The 3-year OS was 45±2%; 3-year leukemia free survival (LFS) was 41±2% and refined GVHD free/relapse free survival (rGRFS) was 32±2%.

OS was similar in ALL and AML (45±3% vs 45±4%, p-value=0.69). According to disease status at UCBT, 3-year OS was 54±4% for patients in CR1, 48±4% for CR2 and 20±4% for advanced disease (p-value<0.001).

Cumulative incidence function (CIF) for neutrophil engraftment at day-60 was 88% [95% confidential interval (CI) 85-90] in a median time of 24 days. CIF of acute GVHD grade II-IV at day-100 was 28% (95%CI 24-32) and out of the 233 patients with aGVHD, 73 (21%) had grade III-IV.

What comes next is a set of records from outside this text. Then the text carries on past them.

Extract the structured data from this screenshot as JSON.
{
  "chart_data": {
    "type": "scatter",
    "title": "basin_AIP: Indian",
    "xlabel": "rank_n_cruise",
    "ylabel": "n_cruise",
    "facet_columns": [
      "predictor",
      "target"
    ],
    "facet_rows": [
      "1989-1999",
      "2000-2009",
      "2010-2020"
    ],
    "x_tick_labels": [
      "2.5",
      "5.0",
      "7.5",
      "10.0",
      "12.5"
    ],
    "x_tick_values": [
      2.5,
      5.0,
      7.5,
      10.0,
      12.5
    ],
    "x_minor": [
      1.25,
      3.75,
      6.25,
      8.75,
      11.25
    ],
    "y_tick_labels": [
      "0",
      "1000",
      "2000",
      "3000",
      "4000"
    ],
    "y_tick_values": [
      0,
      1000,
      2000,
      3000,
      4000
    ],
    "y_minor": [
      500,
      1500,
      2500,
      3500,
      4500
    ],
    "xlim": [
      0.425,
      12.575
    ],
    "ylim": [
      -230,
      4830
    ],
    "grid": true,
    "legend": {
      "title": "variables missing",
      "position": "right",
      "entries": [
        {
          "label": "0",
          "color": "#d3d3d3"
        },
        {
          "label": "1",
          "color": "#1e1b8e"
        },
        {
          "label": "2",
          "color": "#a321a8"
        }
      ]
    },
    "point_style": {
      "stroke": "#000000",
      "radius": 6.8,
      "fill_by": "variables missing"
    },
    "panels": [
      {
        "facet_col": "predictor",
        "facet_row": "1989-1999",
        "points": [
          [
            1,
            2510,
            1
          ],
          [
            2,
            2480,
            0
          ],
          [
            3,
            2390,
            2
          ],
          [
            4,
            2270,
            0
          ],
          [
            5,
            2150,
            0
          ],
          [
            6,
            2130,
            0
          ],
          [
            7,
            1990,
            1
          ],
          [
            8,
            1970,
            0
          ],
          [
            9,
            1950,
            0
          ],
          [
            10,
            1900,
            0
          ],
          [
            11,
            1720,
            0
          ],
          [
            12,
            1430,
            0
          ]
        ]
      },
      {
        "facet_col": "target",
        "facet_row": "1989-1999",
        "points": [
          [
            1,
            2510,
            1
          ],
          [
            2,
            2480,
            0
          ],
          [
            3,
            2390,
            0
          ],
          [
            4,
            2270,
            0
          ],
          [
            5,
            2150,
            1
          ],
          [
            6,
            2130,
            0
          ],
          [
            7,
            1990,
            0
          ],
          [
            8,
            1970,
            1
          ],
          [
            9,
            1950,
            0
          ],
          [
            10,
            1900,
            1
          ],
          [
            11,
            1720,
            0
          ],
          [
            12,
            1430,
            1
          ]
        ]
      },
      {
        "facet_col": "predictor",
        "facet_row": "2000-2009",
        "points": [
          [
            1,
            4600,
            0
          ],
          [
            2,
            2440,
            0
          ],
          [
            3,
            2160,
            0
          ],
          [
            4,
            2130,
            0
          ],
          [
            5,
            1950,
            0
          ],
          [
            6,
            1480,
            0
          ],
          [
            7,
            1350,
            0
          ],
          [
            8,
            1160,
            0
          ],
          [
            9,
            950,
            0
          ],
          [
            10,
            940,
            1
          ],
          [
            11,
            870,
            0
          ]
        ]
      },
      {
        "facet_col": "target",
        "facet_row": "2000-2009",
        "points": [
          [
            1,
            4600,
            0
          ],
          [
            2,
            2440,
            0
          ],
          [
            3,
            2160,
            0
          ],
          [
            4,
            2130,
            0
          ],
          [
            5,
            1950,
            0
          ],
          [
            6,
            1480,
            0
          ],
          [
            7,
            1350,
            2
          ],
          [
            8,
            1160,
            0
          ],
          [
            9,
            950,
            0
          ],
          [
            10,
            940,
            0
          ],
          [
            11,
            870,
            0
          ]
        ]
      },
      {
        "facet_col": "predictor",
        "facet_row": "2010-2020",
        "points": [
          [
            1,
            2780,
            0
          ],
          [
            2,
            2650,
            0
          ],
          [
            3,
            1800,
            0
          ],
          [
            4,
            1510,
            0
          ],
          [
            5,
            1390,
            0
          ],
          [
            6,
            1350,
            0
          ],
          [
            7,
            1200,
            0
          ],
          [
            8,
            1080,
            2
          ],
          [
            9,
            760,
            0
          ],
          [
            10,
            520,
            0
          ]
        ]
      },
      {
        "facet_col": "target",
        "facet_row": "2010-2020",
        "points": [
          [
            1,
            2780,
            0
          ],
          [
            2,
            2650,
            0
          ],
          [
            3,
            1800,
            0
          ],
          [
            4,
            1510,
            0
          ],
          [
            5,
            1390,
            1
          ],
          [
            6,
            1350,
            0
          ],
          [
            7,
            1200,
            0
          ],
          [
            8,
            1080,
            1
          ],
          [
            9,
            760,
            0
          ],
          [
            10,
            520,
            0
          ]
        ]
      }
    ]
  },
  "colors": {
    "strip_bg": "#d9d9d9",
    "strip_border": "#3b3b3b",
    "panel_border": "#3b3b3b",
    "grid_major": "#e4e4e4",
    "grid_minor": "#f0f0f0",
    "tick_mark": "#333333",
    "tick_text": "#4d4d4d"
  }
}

The 1-year CIF of chronic GVHD was also 28% (95%CI 24-33) and out of the 124 patients with cGVHD, 52 (42%) had the extensive form.

The 3-year CIF of transplant related mortality (TRM) was 31% (95%CI 24-33). The 3-year CIF of relapse was 28% (95%CI 24-32), and according to disease status at UCBT, relapse was 28% (95%CI 21-34) for patients in CR1, 24% (95%CI 18-31) for those in CR2 and 37% (95%CI 27-47) for advanced disease.

Main causes of death were relapse (41%) and TRM (57%, mainly infections and GVHD).

In multivariate analysis, disease remission at UCBT (HR 0.46, 95%CI 0.32-0.66, p-value<0.001) and transplant performed in more recent years (HR 0.75, 95%CI 0.62-0.90, p-value=0.002) were independently associated with increased OS. A similar effect was observed for LFS (recent transplantation: HR 0.80, 95%CI 0.66-0.95, p-value =0.01 and disease remission: HR 0.51, 95%CI 0.36-0.72, p-value <0.001). On the other hand, negative CMV serology (HR 0.77, 95%CI 0.61-0.99, p-value =0.042), recent transplantation (HR 0.85, 95%CI 0.73-0.99, p-value=0.49) and disease remission (HR 0.61, 95%CI 0.44-0.84, p-value =0.002) were significantly associated with increased rGRFS. For grade II-VI aGVHD, ATG use (HR 0.52, 95%CI 0.32-0.82, p-value=0.005), single UCBT (HR 0.63, 95%CI 0.42-0.96, p-value=0.03), and recent transplant (HR 0.76, 95%CI 0.59-0.98, p-value=0.034) reduced the risk. However, no factor was associated to cGVHD.

This large series of AYA patients with AL provides detailed information on UCBT for this particular cohort with results comparable with other sources of HSCT.

Due to the lack of information on pre-transplant chemotherapy (pediatric versus adult protocols), we were unable to evaluate its effect on outcomes. Nevertheless, this study contributes to a better understanding of HSCT for an age group that is not thoroughly described in most publications. Demonstrating the feasibility of UCBT in AYA patients is important to facilitate the decision of stem cell source selection when a more standard donor is not available.